Ces trois cibles sont des objectifs clairs des services secrets marocains. Une fois que le nouveau rapport du Centre Cryptologique sera entre les mains de Calama, les juges espagnols et français se réuniront pour débattre de la manière de poursuivre conjointement l’enquête. « Tout cela permettra une action conjointe et coordonnée des autorités judiciaires françaises et espagnoles (…) », a écrit le magistrat espagnol en rouvrant l’affaire.
Bien que Calama pourrait également demander à nouveau une commission rogatoire en Israël – il l’a tenté sans succès à deux reprises en 2022 -, il est presque impossible qu’il réussisse cette fois-ci. Il est probable que les informations téléchargées depuis les téléphones espionnés avec Pegasus aient été stockées un certain temps sur les serveurs de NSO Group, l’entreprise qui a fabriqué le programme malveillant. D’où l’intérêt de cette commission rogatoire. Désormais, ces informations ne seraient plus en possession du fabricant. Les autorités israéliennes ont confisqué tous les documents liés au malware détenus par NSO Group pour « empêcher qu’ils puissent être utilisés dans le cadre des poursuites engagées par WhatsApp devant un tribunal américain », selon le journal The Guardian en juillet.

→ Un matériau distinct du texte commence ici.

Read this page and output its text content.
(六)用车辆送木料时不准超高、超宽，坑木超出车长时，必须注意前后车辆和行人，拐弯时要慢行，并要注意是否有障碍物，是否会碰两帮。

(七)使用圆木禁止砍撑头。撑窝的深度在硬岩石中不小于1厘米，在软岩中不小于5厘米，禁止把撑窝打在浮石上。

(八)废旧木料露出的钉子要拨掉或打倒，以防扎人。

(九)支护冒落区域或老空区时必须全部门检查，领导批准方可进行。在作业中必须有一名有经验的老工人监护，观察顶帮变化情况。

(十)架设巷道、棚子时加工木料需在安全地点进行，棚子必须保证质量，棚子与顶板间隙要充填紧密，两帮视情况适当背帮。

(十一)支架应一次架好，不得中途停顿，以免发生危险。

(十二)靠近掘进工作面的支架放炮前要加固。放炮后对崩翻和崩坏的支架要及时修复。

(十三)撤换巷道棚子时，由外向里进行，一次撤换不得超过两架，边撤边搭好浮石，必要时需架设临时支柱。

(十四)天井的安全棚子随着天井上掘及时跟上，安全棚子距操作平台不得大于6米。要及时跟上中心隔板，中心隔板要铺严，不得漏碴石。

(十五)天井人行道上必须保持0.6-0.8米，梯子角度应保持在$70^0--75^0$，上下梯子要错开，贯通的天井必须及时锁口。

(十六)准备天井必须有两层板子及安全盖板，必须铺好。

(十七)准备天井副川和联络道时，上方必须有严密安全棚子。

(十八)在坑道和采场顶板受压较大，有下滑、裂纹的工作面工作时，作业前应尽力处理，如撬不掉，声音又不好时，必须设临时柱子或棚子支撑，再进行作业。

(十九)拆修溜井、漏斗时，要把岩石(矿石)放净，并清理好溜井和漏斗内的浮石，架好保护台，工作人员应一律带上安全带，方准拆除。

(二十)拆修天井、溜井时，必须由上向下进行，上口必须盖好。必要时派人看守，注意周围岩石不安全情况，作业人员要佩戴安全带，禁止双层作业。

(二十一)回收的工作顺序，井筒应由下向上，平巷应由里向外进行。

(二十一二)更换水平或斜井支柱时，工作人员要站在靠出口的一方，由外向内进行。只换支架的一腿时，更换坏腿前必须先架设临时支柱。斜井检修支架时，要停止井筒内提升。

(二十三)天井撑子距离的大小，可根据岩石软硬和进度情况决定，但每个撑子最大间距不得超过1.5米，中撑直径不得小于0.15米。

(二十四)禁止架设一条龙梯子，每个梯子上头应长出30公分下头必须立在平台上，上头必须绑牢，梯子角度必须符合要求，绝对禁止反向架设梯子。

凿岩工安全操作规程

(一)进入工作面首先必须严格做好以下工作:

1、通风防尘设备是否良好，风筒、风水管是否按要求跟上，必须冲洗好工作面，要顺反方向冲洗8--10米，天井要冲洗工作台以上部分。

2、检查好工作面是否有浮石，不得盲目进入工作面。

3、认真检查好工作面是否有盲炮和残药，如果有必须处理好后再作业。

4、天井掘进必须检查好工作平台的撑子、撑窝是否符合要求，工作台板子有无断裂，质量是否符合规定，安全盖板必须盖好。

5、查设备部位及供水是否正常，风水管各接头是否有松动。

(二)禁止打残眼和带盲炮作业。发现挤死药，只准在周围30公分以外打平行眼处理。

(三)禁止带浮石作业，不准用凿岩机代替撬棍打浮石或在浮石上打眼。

WhatsApp a déposé une plainte contre NSO en 2019 aux États-Unis, car l’entreprise israélienne avait exploité une vulnérabilité du service de messagerie pour pirater au moins 1 400 de ses utilisateurs, dont beaucoup étaient des Marocains en Europe. Tous ont reçu un message WhatsApp sur leurs téléphones les avertissant de ce qui s’était passé.
Ces révélations de The Guardian ont incité un autre géant technologique, Apple, à retirer, il y a seulement une semaine, sa plainte contre NSO aux États-Unis. Ses avocats ont conclu qu’il serait impossible d’obtenir les documents requis auprès de l’entreprise, car ils avaient été mis à l’abri par le gouvernement israélien.
Si la voie israélienne semble plus que jamais fermée, il reste peut-être aux juges Calama et ses collègues français la piste américaine. Leurs géants technologiques pourraient également fournir des informations, d’autant plus que, pour certaines attaques, des comptes Gmail ont été utilisés. La Direction Générale de la Sécurité Intérieure, le contre-espionnage français, entretient par ailleurs une relation étroite avec le FBI.
Bien que le gouvernement espagnol ait toujours affirmé ignorer qui l’avait espionné, de nombreux indices pointent vers le Maroc. Les dates auxquelles ont eu lieu les plus grands téléchargements des téléphones des ministres de la Défense et de l’Intérieur, et surtout de celui du président lui-même, coïncident avec les moments les plus tendus (mai et juin 2021) de la longue crise hispano-marocaine.
Laya l’a reconnu
Arancha González Laya, qui a été ministre des Affaires étrangères jusqu’en juillet 2021, a reconnu dans une interview, un an plus tard, avec El Periódico de España, qu’elle avait été victime « d’écoutes téléphoniques » de la part des services secrets du pays voisin.
Le gouvernement français a également refusé de désigner publiquement le Maroc, mais la relation avec la monarchie alaouite s’est refroidie à l’été 2021, lorsque le consortium journalistique Forbidden Stories a révélé l’espionnage auquel plusieurs de ses membres et le président lui-même avaient été soumis. Macron a eu, à l’été 2021, trois conversations téléphoniques avec le roi Mohamed VI, au cours desquelles il lui a reproché l’espionnage dont il avait été victime et « a fini par lui manquer de respect », selon Tahar Ben Jelloun, le plus célèbre des écrivains marocains, qui entretient par ailleurs une relation étroite avec la maison royale alaouite.